Our journey toward developing particulate bone powder reinforced PLA composites began with a shared curiosity about sustainability and practicality in materials engineering. Across our institutions and research environments, we often encountered the same challenge: while biodegradable polymers such as Poly Lactic Acid (PLA) are widely promoted as sustainable alternatives to conventional plastics, their mechanical limitations restrict broader engineering applications. PLA is brittle, relatively weak under load, and often unsuitable for structural components without modification. This recurring limitation motivated us to explore how PLA could be strengthened without compromising its environmental advantages.
At the same time, several members of our team were independently working on waste-derived materials and low-cost manufacturing methods. Animal bone waste, generated in large volumes by food-processing industries, repeatedly emerged in our discussions. Bone is naturally stiff, mineral-rich, and mechanically robust, yet it is frequently treated as a disposal problem rather than a resource. Bringing these ideas together, we began asking a simple but compelling question: could animal bone waste be converted into a functional reinforcement for PLA using an industry-friendly process?
From the outset, we were committed to keeping the approach practical. Rather than focusing on complex surface treatments or expensive processing routes, we selected compression molding as the manufacturing technique. Compression molding is widely used in industry, particularly in low- to medium-volume production, and is valued for its simplicity, low energy consumption, and cost effectiveness. Several of us had prior experience working with this process in academic laboratories and industrial settings, which helped guide early experimental decisions.
One of the first challenges we encountered was preparing bone powder with consistent particle size and cleanliness. Processing natural waste materials often introduces variability, and ensuring reproducibility required careful preparation and repeated trials. In the lab, this stage involved a great deal of hands-on work, from cleaning and grinding the bone material to sieving and drying it before mixing with PLA. These steps, while time-consuming, were critical in achieving reliable results later in the study.
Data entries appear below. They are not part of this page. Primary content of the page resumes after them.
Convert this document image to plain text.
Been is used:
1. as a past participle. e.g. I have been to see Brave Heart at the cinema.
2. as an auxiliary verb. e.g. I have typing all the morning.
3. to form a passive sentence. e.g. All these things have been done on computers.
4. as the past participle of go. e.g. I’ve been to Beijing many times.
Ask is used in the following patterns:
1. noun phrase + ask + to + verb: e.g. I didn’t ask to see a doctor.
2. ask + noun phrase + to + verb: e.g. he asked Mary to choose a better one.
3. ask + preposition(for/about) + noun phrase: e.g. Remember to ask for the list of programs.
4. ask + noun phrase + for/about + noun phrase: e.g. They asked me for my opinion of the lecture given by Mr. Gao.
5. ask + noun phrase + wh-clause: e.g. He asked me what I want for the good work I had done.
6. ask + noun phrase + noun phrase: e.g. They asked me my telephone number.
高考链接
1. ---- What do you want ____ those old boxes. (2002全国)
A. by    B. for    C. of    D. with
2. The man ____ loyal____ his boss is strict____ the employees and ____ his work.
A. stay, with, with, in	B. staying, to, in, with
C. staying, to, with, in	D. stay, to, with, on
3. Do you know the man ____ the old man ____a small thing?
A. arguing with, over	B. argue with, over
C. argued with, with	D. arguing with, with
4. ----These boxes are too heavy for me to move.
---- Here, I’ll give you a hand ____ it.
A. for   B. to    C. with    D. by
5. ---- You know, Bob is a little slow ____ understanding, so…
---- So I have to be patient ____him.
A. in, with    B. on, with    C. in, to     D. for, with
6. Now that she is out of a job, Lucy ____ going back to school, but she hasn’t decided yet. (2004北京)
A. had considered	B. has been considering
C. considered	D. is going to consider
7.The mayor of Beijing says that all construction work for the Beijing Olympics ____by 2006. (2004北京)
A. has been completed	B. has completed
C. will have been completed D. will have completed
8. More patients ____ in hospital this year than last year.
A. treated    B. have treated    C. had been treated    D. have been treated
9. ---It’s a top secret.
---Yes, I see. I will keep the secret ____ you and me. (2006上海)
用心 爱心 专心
Once the materials were prepared, we moved on to optimizing the molding process. Here, collaboration within the team played a central role. Some authors focused on experimental design and statistical planning, while others concentrated on sample fabrication and mechanical testing. To systematically understand how processing conditions influence material properties, we adopted a Design of Experiments (DOE) framework. Bone powder content was varied from 5% to 20% by weight, and key compression molding parameters such as die temperature, applied pressure, and dwell time were carefully controlled.
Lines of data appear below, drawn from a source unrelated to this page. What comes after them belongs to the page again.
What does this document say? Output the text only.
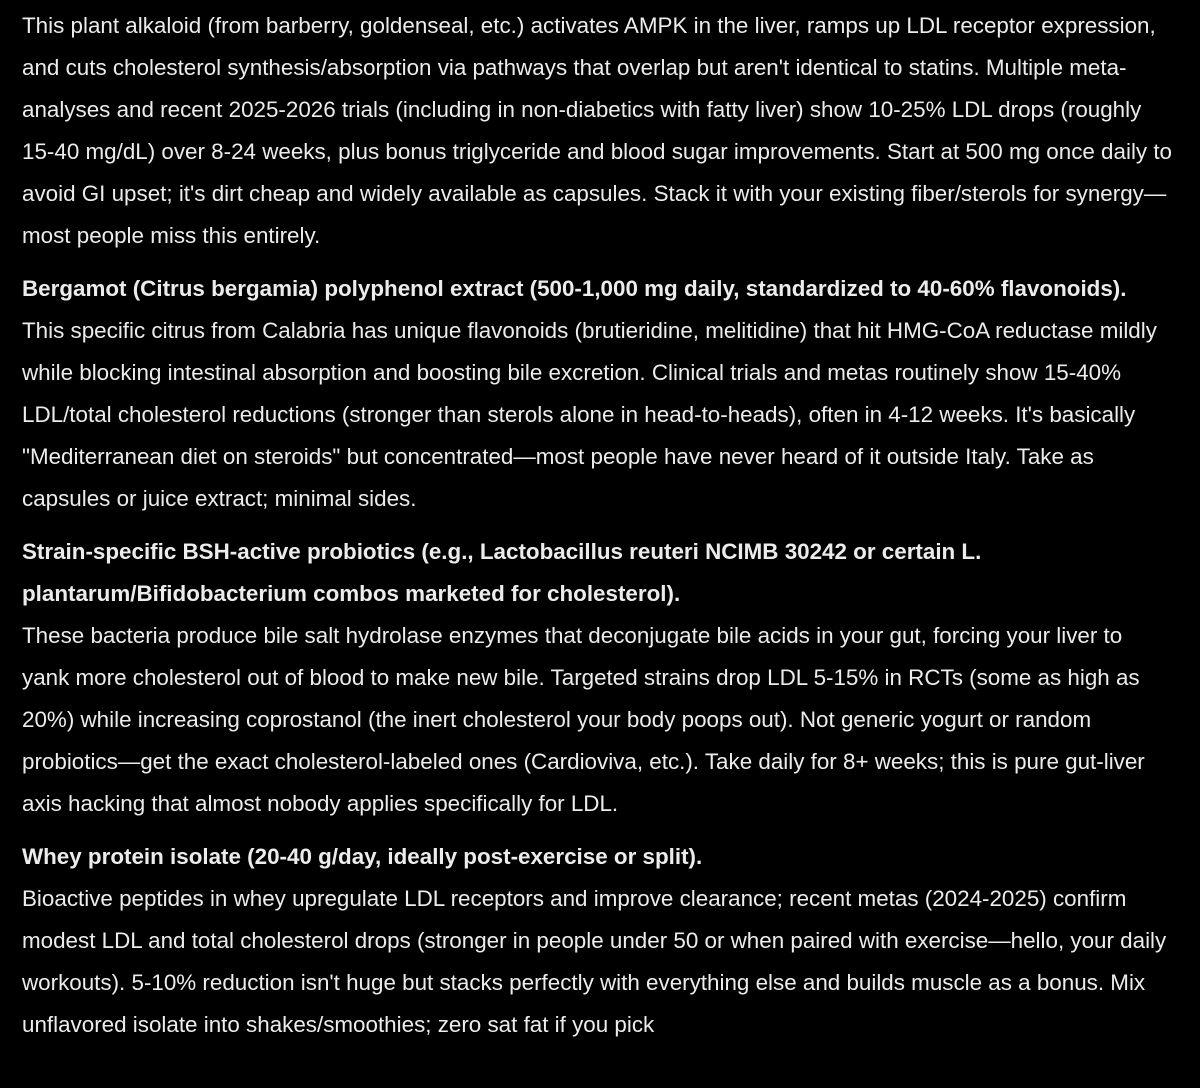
This plant alkaloid (from barberry, goldenseal, etc.) activates AMPK in the liver, ramps up LDL receptor expression, and cuts cholesterol synthesis/absorption via pathways that overlap but aren't identical to statins. Multiple meta-analyses and recent 2025-2026 trials (including in non-diabetics with fatty liver) show 10-25% LDL drops (roughly 15-40 mg/dL) over 8-24 weeks, plus bonus triglyceride and blood sugar improvements. Start at 500 mg once daily to avoid GI upset; it's dirt cheap and widely available as capsules. Stack it with your existing fiber/sterols for synergy—most people miss this entirely.

Bergamot (Citrus bergamia) polyphenol extract (500-1,000 mg daily, standardized to 40-60% flavonoids).

This specific citrus from Calabria has unique flavonoids (brutieridine, melitidine) that hit HMG-CoA reductase mildly while blocking intestinal absorption and boosting bile excretion. Clinical trials and metas routinely show 15-40% LDL/total cholesterol reductions (stronger than sterols alone in head-to-heads), often in 4-12 weeks. It's basically "Mediterranean diet on steroids" but concentrated—most people have never heard of it outside Italy. Take as capsules or juice extract; minimal sides.

Strain-specific BSH-active probiotics (e.g., Lactobacillus reuteri NCIMB 30242 or certain L. plantarum/Bifidobacterium combos marketed for cholesterol).

These bacteria produce bile salt hydrolase enzymes that deconjugate bile acids in your gut, forcing your liver to yank more cholesterol out of blood to make new bile. Targeted strains drop LDL 5-15% in RCTs (some as high as 20%) while increasing coprostanol (the inert cholesterol your body poops out). Not generic yogurt or random probiotics—get the exact cholesterol-labeled ones (Cardioviva, etc.). Take daily for 8+ weeks; this is pure gut-liver axis hacking that almost nobody applies specifically for LDL.

Whey protein isolate (20-40 g/day, ideally post-exercise or split).

Bioactive peptides in whey upregulate LDL receptors and improve clearance; recent metas (2024-2025) confirm modest LDL and total cholesterol drops (stronger in people under 50 or when paired with exercise—hello, your daily workouts). 5-10% reduction isn't huge but stacks perfectly with everything else and builds muscle as a bonus. Mix unflavored isolate into shakes/smoothies; zero sat fat if you pick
Mechanical testing was a particularly rewarding phase of the work. Tensile, flexural, and hardness tests allowed us to quantify how the composites performed relative to neat PLA. When the first set of results showed noticeable improvements in strength and stiffness, it was a clear validation of our initial hypothesis. Tensile strength improved by up to 19.26%, hardness increased by 24.39%, and flexural strength showed an enhancement of about 15%. These gains were encouraging, especially considering the simplicity of the materials and process used.
At the same time, the data reminded us that materials engineering is always about balance. As bone powder content increased, the composites became stiffer and stronger but less ductile. Discussing these trade-offs within the team helped us better frame the results and think critically about potential applications. Rather than viewing reduced ductility as a drawback, we recognized it as an expected outcome that could be managed through material design depending on end-use requirements.
To strengthen the industrial relevance of the study, we applied Taguchi optimization techniques to identify the optimal combination of compression molding parameters for tensile strength. This step was driven by a shared belief that research should offer clear, actionable insights. The optimization results transformed experimental observations into practical guidelines that manufacturers could realistically adopt.
Scanning Electron Microscopy (SEM) analysis added another important layer of understanding. Examining fracture surfaces allowed us to visually assess particle dispersion and interfacial bonding. Seeing relatively uniform distribution of bone powder within the PLA matrix and evidence of good adhesion was a moment of reassurance, as it confirmed that the mechanical improvements were supported by sound microstructural behavior.
Beyond the technical outcomes, this research was meaningful to us on a broader level. It demonstrated how bio-waste materials can be reimagined as valuable engineering resources. By combining biodegradable PLA with animal bone powder, we aligned material performance with sustainability principles and circular economy concepts. For many of us, this alignment reflects the direction we hope materials research will increasingly take.
Looking ahead, this work has opened several new avenues for exploration. We are interested in investigating surface modification of bone particles, hybrid reinforcement strategies, and long-term biodegradation behavior. The collaborative experience of this project has also strengthened our interest in interdisciplinary and application-oriented research.
In sharing the story behind this paper, we hope to highlight not only the results, but also the process of learning, experimentation, and teamwork that shaped the study. We believe this work shows that meaningful improvements in sustainable materials can be achieved using low-cost resources, simple manufacturing methods, and thoughtful experimental design.